Remembering Dietrich Bonhoeffer


Silence in the face of evil is itself evil: God will not hold us guiltless. Not to speak is to speak. Not to act is to act.


AUTHOR: STEVE OPREA

On April 9, we remember a very unique saint in the Episcopal Church, Dietrich Bonhoeffer. He was distinctive since 1) he was not Episcopalian and 2) the only Episcopal saint to die in a Nazi concentration camp.

Bonhoeffer is remembered for his theological writings and his resistance to the Nazis. Even before the Nazis were elevated to power, they sought to seize control of the German Protestant church.  Known as the, Duetsche Christen, the group was fervently pro-Nazi (and anti-Jewish). Bonhoeffer opposed them vigorously, making more than a few enemies. His refusal to acquiesce to the anti-Semitism sweeping Germany in the 1930’s led him to help establish the breakaway Confessing Church. He began teaching in “underground seminaries,” until they were closed by the Nazis.

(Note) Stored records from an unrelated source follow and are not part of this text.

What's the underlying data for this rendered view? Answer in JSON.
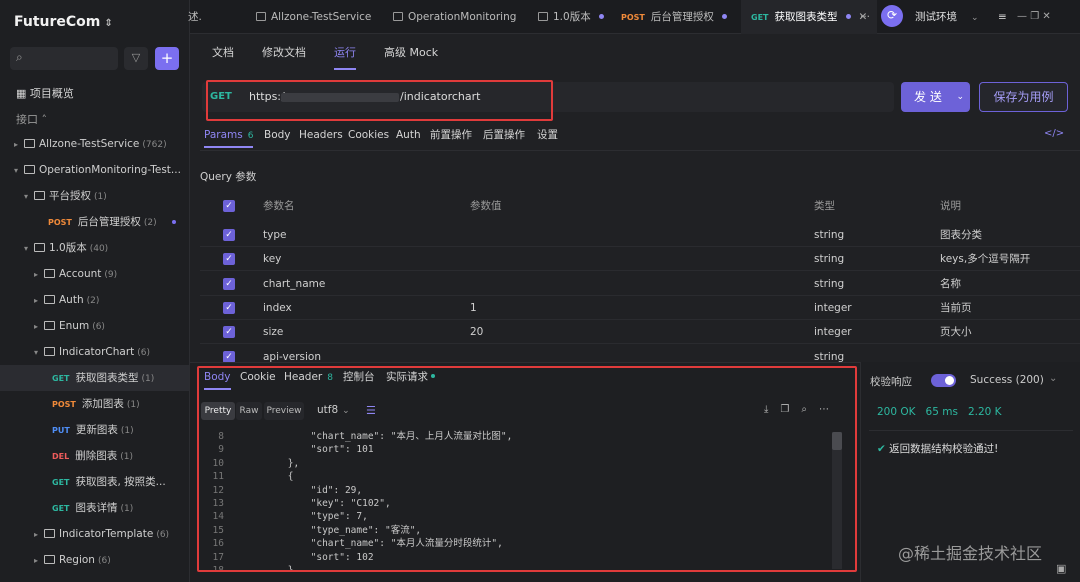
{
  "brand": "FutureCom",
  "sidebar": {
    "overview": "项目概览",
    "section": "接口",
    "tree": [
      {
        "label": "Allzone-TestService",
        "count": "(762)",
        "type": "folder",
        "depth": 1,
        "expanded": false
      },
      {
        "label": "OperationMonitoring-Test...",
        "count": "",
        "type": "folder",
        "depth": 1,
        "expanded": true
      },
      {
        "label": "平台授权",
        "count": "(1)",
        "type": "folder",
        "depth": 2,
        "expanded": true
      },
      {
        "label": "后台管理授权",
        "count": "(2)",
        "type": "api",
        "method": "POST",
        "depth": 3
      },
      {
        "label": "1.0版本",
        "count": "(40)",
        "type": "folder",
        "depth": 2,
        "expanded": true
      },
      {
        "label": "Account",
        "count": "(9)",
        "type": "folder",
        "depth": 3,
        "expanded": false
      },
      {
        "label": "Auth",
        "count": "(2)",
        "type": "folder",
        "depth": 3,
        "expanded": false
      },
      {
        "label": "Enum",
        "count": "(6)",
        "type": "folder",
        "depth": 3,
        "expanded": false
      },
      {
        "label": "IndicatorChart",
        "count": "(6)",
        "type": "folder",
        "depth": 3,
        "expanded": true
      },
      {
        "label": "获取图表类型",
        "count": "(1)",
        "type": "api",
        "method": "GET",
        "depth": 4,
        "selected": true
      },
      {
        "label": "添加图表",
        "count": "(1)",
        "type": "api",
        "method": "POST",
        "depth": 4
      },
      {
        "label": "更新图表",
        "count": "(1)",
        "type": "api",
        "method": "PUT",
        "depth": 4
      },
      {
        "label": "删除图表",
        "count": "(1)",
        "type": "api",
        "method": "DEL",
        "depth": 4
      },
      {
        "label": "获取图表, 按照类...",
        "count": "",
        "type": "api",
        "method": "GET",
        "depth": 4
      },
      {
        "label": "图表详情",
        "count": "(1)",
        "type": "api",
        "method": "GET",
        "depth": 4
      },
      {
        "label": "IndicatorTemplate",
        "count": "(6)",
        "type": "folder",
        "depth": 3,
        "expanded": false
      },
      {
        "label": "Region",
        "count": "(6)",
        "type": "folder",
        "depth": 3,
        "expanded": false
      }
    ]
  },
  "tabs": [
    {
      "label": "述.",
      "method": "",
      "icon": false
    },
    {
      "label": "Allzone-TestService",
      "method": "",
      "icon": true
    },
    {
      "label": "OperationMonitoring",
      "method": "",
      "icon": true
    },
    {
      "label": "1.0版本",
      "method": "",
      "icon": true,
      "dot": true
    },
    {
      "label": "后台管理授权",
      "method": "POST",
      "icon": false
    },
    {
      "label": "获取图表类型",
      "method": "GET",
      "icon": false,
      "active": true
    }
  ],
  "tabs_more": "···",
  "environment": "测试环境",
  "subtabs": [
    "文档",
    "修改文档",
    "运行",
    "高级 Mock"
  ],
  "request": {
    "method": "GET",
    "url_prefix": "https:/",
    "url_suffix": "/indicatorchart",
    "send_label": "发 送",
    "save_label": "保存为用例"
  },
  "param_tabs": [
    {
      "label": "Params",
      "badge": "6",
      "active": true
    },
    {
      "label": "Body"
    },
    {
      "label": "Headers"
    },
    {
      "label": "Cookies"
    },
    {
      "label": "Auth"
    },
    {
      "label": "前置操作"
    },
    {
      "label": "后置操作"
    },
    {
      "label": "设置"
    }
  ],
  "query_title": "Query 参数",
  "params_table": {
    "headers": [
      "参数名",
      "参数值",
      "类型",
      "说明"
    ],
    "rows": [
      [
        "type",
        "",
        "string",
        "图表分类"
      ],
      [
        "key",
        "",
        "string",
        "keys,多个逗号隔开"
      ],
      [
        "chart_name",
        "",
        "string",
        "名称"
      ],
      [
        "index",
        "1",
        "integer",
        "当前页"
      ],
      [
        "size",
        "20",
        "integer",
        "页大小"
      ],
      [
        "api-version",
        "",
        "string",
        ""
      ]
    ]
  },
  "response": {
    "tabs": [
      {
        "label": "Body",
        "active": true
      },
      {
        "label": "Cookie"
      },
      {
        "label": "Header",
        "badge": "8"
      },
      {
        "label": "控制台"
      },
      {
        "label": "实际请求"
      }
    ],
    "format_buttons": [
      "Pretty",
      "Raw",
      "Preview"
    ],
    "encoding": "utf8",
    "code_lines": [
      [
        "8",
        "            \"chart_name\": \"本月、上月人流量对比图\","
      ],
      [
        "9",
        "            \"sort\": 101"
      ],
      [
        "10",
        "        },"
      ],
      [
        "11",
        "        {"
      ],
      [
        "12",
        "            \"id\": 29,"
      ],
      [
        "13",
        "            \"key\": \"C102\","
      ],
      [
        "14",
        "            \"type\": 7,"
      ],
      [
        "15",
        "            \"type_name\": \"客流\","
      ],
      [
        "16",
        "            \"chart_name\": \"本月人流量分时段统计\","
      ],
      [
        "17",
        "            \"sort\": 102"
      ],
      [
        "18",
        "        }"
      ]
    ]
  },
  "validation": {
    "label": "校验响应",
    "status_select": "Success (200)",
    "status": "200 OK",
    "time": "65 ms",
    "size": "2.20 K",
    "message": "返回数据结构校验通过!"
  },
  "watermark": "@稀土掘金技术社区",
  "colors": {
    "accent": "#7b6ff0",
    "get": "#2db7a0",
    "post": "#f08a3a",
    "put": "#4f8ef7",
    "del": "#ef5b5b",
    "highlight_box": "#e03b3b"
  }
}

In late 1939, he accepted an invitation to speak at a seminary in New York. With the war looming, he could have stayed in the States, but instead chose to return to Germany. "I must live through this difficult period in our national history with the people of Germany," he said.

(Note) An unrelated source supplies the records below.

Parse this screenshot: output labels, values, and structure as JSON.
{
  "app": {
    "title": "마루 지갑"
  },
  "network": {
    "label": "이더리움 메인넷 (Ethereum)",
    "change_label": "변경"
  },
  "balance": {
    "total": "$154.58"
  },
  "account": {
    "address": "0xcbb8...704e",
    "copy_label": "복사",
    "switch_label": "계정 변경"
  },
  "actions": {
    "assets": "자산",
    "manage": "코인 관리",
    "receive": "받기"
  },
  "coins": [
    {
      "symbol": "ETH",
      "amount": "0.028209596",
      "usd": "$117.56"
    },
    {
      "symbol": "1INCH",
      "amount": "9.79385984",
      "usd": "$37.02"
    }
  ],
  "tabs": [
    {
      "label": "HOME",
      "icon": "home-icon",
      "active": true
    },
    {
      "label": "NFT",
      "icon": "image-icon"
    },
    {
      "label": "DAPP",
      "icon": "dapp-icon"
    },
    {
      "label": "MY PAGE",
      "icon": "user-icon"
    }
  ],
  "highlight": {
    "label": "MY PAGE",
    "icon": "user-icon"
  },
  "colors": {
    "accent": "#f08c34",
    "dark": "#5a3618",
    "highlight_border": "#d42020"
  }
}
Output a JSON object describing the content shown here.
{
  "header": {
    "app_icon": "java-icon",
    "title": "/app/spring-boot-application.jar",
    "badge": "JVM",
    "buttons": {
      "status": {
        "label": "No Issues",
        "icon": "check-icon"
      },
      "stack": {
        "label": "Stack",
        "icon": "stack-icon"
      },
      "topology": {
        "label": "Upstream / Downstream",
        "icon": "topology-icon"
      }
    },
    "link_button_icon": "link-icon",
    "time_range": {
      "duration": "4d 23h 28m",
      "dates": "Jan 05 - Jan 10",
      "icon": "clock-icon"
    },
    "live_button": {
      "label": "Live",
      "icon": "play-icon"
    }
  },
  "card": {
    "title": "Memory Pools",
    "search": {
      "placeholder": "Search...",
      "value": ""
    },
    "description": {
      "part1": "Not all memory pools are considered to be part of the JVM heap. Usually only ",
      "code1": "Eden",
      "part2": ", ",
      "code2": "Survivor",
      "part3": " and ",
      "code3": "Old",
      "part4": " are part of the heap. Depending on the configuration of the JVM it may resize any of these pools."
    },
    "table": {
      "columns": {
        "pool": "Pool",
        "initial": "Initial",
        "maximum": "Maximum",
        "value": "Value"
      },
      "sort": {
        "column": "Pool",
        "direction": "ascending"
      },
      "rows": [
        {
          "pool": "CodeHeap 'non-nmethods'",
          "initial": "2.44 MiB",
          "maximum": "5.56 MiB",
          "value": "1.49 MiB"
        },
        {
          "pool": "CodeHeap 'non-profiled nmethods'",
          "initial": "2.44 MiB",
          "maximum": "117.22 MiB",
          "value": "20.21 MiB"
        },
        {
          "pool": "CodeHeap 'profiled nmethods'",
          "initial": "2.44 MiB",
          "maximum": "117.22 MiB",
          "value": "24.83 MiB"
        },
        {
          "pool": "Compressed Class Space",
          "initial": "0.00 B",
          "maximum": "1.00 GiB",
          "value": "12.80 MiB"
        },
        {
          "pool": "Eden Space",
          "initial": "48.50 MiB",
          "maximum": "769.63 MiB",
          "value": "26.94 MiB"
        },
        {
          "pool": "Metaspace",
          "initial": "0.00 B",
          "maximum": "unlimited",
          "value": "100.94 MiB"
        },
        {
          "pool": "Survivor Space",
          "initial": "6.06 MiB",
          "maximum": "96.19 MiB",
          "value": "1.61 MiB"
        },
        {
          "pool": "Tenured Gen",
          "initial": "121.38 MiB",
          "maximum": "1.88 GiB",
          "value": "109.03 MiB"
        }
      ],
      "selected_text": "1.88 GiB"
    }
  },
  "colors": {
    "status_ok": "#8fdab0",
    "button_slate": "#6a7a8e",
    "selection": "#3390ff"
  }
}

During the war he was forbidden to speak in public, so he served as a courier for the resistance and helped several Jews escape to Switzerland. Bonhoeffer was arrested after the failed assassination attempt on Hitler, although most historians believe he knew little details of the actual plot. After being imprisoned for a year and a half, he was sent to a concentration camp and executed at dawn on April 9, 1945, just two weeks before the camp was liberated by the Allies.

His faith and written works went on to inspire Martin Luther King, Jr and the anti-communist movement in Eastern Europe. This Easter season let us remember those that went before us and sacrificed for their faith, when just staying silent would have been so much easier.